И если в конце 1990-х авторы поражались в основном бесчеловечности ситуации, то нынешние, которые уже имеют некое представление о законе и праве, изумляются иначе: как это моего прадеда расстреляли на следующий день после вынесения приговора? А кассация? А как мог идти суд без защитника?! Что за тройка, выносящая приговоры? В этом сформировавшемся не так давно правовом чувстве — наша надежда.
Конечно, со времени самого первого конкурса, прошедшего восемь лет назад, произошел некий сдвиг в отношении к нему и у учителей, которые к нему привыкли, и, соответственно, у их подопечных. В 1999 мы были счастливо изумлены, когда получили более полутора тысяч работ (мы-то ожидали две-три сотни); сейчас спокойно воспринимаем устоявшиеся 3-3,5 тысячи ежегодно. Сами работы стали в чем-то основательнее, в чем-то — чуть менее индивидуальными, чуть более стереотипными.

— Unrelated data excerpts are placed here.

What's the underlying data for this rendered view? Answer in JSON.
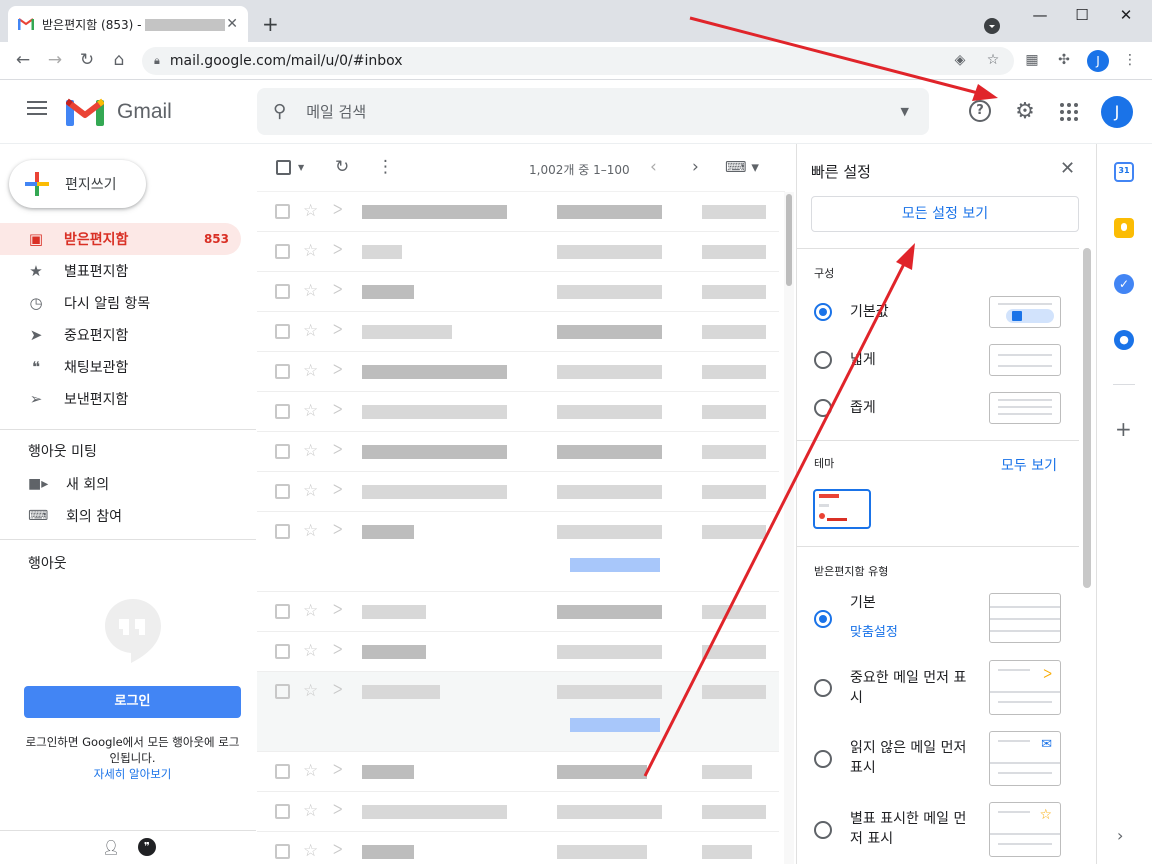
{
  "browser": {
    "tab_title": "받은편지함 (853) -",
    "url": "mail.google.com/mail/u/0/#inbox",
    "profile_initial": "J"
  },
  "gmail": {
    "product_name": "Gmail",
    "search_placeholder": "메일 검색",
    "avatar_initial": "J"
  },
  "sidebar": {
    "compose_label": "편지쓰기",
    "items": [
      {
        "label": "받은편지함",
        "count": "853",
        "icon": "inbox-icon",
        "active": true
      },
      {
        "label": "별표편지함",
        "count": "",
        "icon": "star-icon"
      },
      {
        "label": "다시 알림 항목",
        "count": "",
        "icon": "clock-icon"
      },
      {
        "label": "중요편지함",
        "count": "",
        "icon": "important-icon"
      },
      {
        "label": "채팅보관함",
        "count": "",
        "icon": "chat-icon"
      },
      {
        "label": "보낸편지함",
        "count": "",
        "icon": "send-icon"
      }
    ],
    "meet_title": "행아웃 미팅",
    "meet_new": "새 회의",
    "meet_join": "회의 참여",
    "hangouts_title": "행아웃",
    "login_button": "로그인",
    "login_text": "로그인하면 Google에서 모든 행아웃에 로그인됩니다.",
    "learn_more": "자세히 알아보기"
  },
  "maillist": {
    "pagination": "1,002개 중 1–100"
  },
  "quick_settings": {
    "title": "빠른 설정",
    "see_all": "모든 설정 보기",
    "density_title": "구성",
    "density_options": [
      "기본값",
      "넓게",
      "좁게"
    ],
    "theme_title": "테마",
    "theme_see_all": "모두 보기",
    "inbox_type_title": "받은편지함 유형",
    "inbox_default": "기본",
    "inbox_customize": "맞춤설정",
    "inbox_important": "중요한 메일 먼저 표시",
    "inbox_unread": "읽지 않은 메일 먼저 표시",
    "inbox_starred": "별표 표시한 메일 먼저 표시"
  },
  "colors": {
    "accent": "#1a73e8",
    "inbox_active_bg": "#fce8e6",
    "inbox_active_text": "#d93025",
    "annotation_arrow": "#e0242a"
  }
}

Но изменилось и время, изменилась общественная атмосфера, и это тоже сказывается на содержании работ. Школьники — очень чуткий барометр, они моментально реагируют на перемены в общественных ожиданиях и установках. Все чаще их работы начинаются с патриотического заявления, что автор гордится своей страной, своим поселком, хотя чаще всего это никак не вытекает из горестных историй, составляющих их содержание. Работает и региональная история — дети Норильска, Воркуты, прекрасно знающие, на чем стоят их города, порой идут на поводу у региональных легенд, внутренне противоречивых, и тоже оказываются в плену последних веяний — и вот мы получаем работу о каком-нибудь начальнике лагеря, который «так много сделал для города, для производства, для людей»... С другой стороны, в нынешних несправедливостях, в бессмыслице многих современных установлений они начинают видеть прямое продолжение прошлого. Когда-то прадеда загубили, а теперь отцу не дают работать: он хотел свое хозяйство поднять, так его со всех сторон обложили, в конце концов он махнул рукой на эту затею — и кто от того выиграл?!